I went to the Internet today, typed in “ObamaCare collapse”, and these titles appeared.

·         “Let ObamaCare Collapse”

·         “Just Let ObamaCare’s House of Cards Collapse”

·         “The Rapid Collapse of ObamaCare”

·         “This is the Beginning of Collapse of ObamaCare”

·         “ObamaCare Collapse”

·         “ObamaCare will Collapse”

·         “ObamaCare Could Collapse”

·         “Will ObamaCare Collapse under Its Own Weight”

·         “Republicans Should Let ObamaCare Fail”

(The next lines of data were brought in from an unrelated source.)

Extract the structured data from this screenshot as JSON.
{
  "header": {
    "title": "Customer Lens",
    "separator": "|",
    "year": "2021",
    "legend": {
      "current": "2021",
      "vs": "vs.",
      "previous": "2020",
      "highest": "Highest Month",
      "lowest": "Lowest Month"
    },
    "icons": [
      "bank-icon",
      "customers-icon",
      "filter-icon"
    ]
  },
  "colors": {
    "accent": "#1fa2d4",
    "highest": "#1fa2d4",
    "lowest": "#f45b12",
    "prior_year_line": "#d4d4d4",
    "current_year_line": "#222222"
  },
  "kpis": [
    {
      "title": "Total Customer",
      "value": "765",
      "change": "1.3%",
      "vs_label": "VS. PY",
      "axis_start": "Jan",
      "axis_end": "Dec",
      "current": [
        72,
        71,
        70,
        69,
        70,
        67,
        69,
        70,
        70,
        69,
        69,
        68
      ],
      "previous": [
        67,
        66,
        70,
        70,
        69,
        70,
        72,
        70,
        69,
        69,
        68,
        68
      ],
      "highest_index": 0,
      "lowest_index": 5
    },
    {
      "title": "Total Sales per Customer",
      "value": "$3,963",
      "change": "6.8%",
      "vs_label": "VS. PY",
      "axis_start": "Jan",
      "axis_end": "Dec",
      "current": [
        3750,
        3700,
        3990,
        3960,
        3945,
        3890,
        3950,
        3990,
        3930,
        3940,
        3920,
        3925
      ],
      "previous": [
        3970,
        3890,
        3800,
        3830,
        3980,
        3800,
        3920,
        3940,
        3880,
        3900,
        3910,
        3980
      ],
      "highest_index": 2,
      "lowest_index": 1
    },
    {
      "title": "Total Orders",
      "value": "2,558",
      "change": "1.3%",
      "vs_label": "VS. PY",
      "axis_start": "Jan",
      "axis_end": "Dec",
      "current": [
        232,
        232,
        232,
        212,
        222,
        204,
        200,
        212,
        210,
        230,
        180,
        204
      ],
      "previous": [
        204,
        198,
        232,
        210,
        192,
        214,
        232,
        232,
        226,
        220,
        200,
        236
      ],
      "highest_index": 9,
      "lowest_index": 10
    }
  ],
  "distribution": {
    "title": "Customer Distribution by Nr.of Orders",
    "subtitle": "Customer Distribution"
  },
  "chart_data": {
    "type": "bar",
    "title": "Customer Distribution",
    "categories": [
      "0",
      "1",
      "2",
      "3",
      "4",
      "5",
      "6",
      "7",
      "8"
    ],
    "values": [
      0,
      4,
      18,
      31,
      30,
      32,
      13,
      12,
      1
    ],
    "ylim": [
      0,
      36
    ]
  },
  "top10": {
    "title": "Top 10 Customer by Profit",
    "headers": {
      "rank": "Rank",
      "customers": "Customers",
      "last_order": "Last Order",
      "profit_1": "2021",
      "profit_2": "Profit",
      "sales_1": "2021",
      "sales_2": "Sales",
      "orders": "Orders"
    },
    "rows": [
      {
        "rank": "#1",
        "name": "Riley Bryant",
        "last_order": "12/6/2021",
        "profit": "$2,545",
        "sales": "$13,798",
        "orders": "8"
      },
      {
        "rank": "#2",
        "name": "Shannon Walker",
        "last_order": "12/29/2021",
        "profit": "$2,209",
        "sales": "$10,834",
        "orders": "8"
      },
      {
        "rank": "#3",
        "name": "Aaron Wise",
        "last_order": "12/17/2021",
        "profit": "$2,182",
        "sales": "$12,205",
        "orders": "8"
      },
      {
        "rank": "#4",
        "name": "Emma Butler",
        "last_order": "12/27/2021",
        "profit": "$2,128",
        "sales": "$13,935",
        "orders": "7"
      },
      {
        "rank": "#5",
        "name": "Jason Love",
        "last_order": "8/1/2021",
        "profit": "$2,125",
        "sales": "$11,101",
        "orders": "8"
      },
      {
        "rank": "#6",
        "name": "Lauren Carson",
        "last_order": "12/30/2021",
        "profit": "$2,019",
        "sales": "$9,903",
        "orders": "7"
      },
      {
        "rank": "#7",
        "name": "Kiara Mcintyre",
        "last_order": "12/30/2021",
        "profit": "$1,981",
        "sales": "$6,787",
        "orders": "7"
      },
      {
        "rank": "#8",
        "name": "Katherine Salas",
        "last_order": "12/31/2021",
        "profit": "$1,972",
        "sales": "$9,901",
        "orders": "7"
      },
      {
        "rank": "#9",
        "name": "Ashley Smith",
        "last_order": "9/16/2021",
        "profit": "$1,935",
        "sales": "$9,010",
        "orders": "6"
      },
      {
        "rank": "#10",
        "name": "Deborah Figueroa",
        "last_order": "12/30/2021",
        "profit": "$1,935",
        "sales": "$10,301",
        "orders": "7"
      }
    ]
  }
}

Among those in the “Let ObamaCare collapse” school,  are Daniel Henninger of the Wall Street Journal,  Dr. Ben Carson of Johns Hopkins School of Medicine,   and George Will in his Washington Post column.
As much as I admire these gentlemen,  I  do not share their view.   I do not think ObamaCare  will collapse.   It may be delayed.    Parts of it will be deleted or altered.   It will remain controversial right up to the November 4, 2014 mid-terms.  It will continue to trigger “future shock” premiu increases, particularly among the young.  It will result in employers ceasing coverage or handing coverage off to private exchanges,  to defined benefit plans,  or to government exchanges.  Its software will develop innumerable glitches.   Fraud and abuse may run rampant when government does not check the eligibility of those seeking to qualify for subsidies.  It will still contribute to the transformation of America to a part-time nation.   
It will not thrive,  but it will survive.   The Democrats have too much at stake,  namely their reputation as compassionate creators of national programs protecting  the populace, for it to fail.   The President’s second term and his future legacy hinges upon his namesake,  ObamaCare, surviving the travails, troubles, and tribulations  of implementation .
Here is how Daniel Henninger explains what is at stake (“Henninger: Let ObamaCare Collapse,” Wall Street Journal, September 24, 2013."
As its Oct. 1 implementation date arrives, ObamaCare is the biggest bet that American liberalism has made in 80 years on its foundational beliefs. This thing called "ObamaCare" carries on its back all the justifications, hopes and dreams of the entitlement state. The chance is at hand to let its political underpinnings collapse, perhaps permanently.
If ObamaCare fails, or seriously falters, the entitlement state will suffer a historic loss of credibility with the American people. It will finally be vulnerable to challenge and fundamental change. But no mere congressional vote can achieve that. Only the American people can kill ObamaCare.
No matter what Sen. Ted Cruz and his allies do, ObamaCare won't die. It would return another day in some other incarnation.
A political idea, once it becomes a national program, achieves legitimacy with the public. Over time, that legitimacy deepens. So it has been with the idea of national social insurance.
But ObamaCare's Achilles' heel is technology. The software glitches are going to drive people insane.
Creating really large software for institutions is hard. Creating big software that can communicate across unrelated institutions is unimaginably hard. ObamaCare's software has to communicate—accurately—across a mind-boggling array of institutions: HHS, the IRS, Medicare, the state-run exchanges, and a whole galaxy of private insurers' and employers' software systems. “
I am not as eloquent as Henninger,   My reasons for thinking ObamaCare will survive are more prosaic and pragmatic.
  • The government is incapable of handling failure. It cannot accept defeat when its political reputation and future is at stake.
·         It seldom abandons a project, much less a national law  which reflects its political ideology and to which it is committed.

·         It is not dealing with its own money, but that of political allies and taxpayers.

·         Its success is measured in good intentions, not results, such as providing good care and access to Medicaid patients.

·         It succeeds by growing too big to fail and too influential to stop.

·         It cannot go out of business, can print money to keep on going, and is propped up by taxpayer money.

Tweet: ObamaCare will fumble, stumble, be delayed, prove costly, not deliver on its promises. Survival is the nature of the bureaucratic  beast.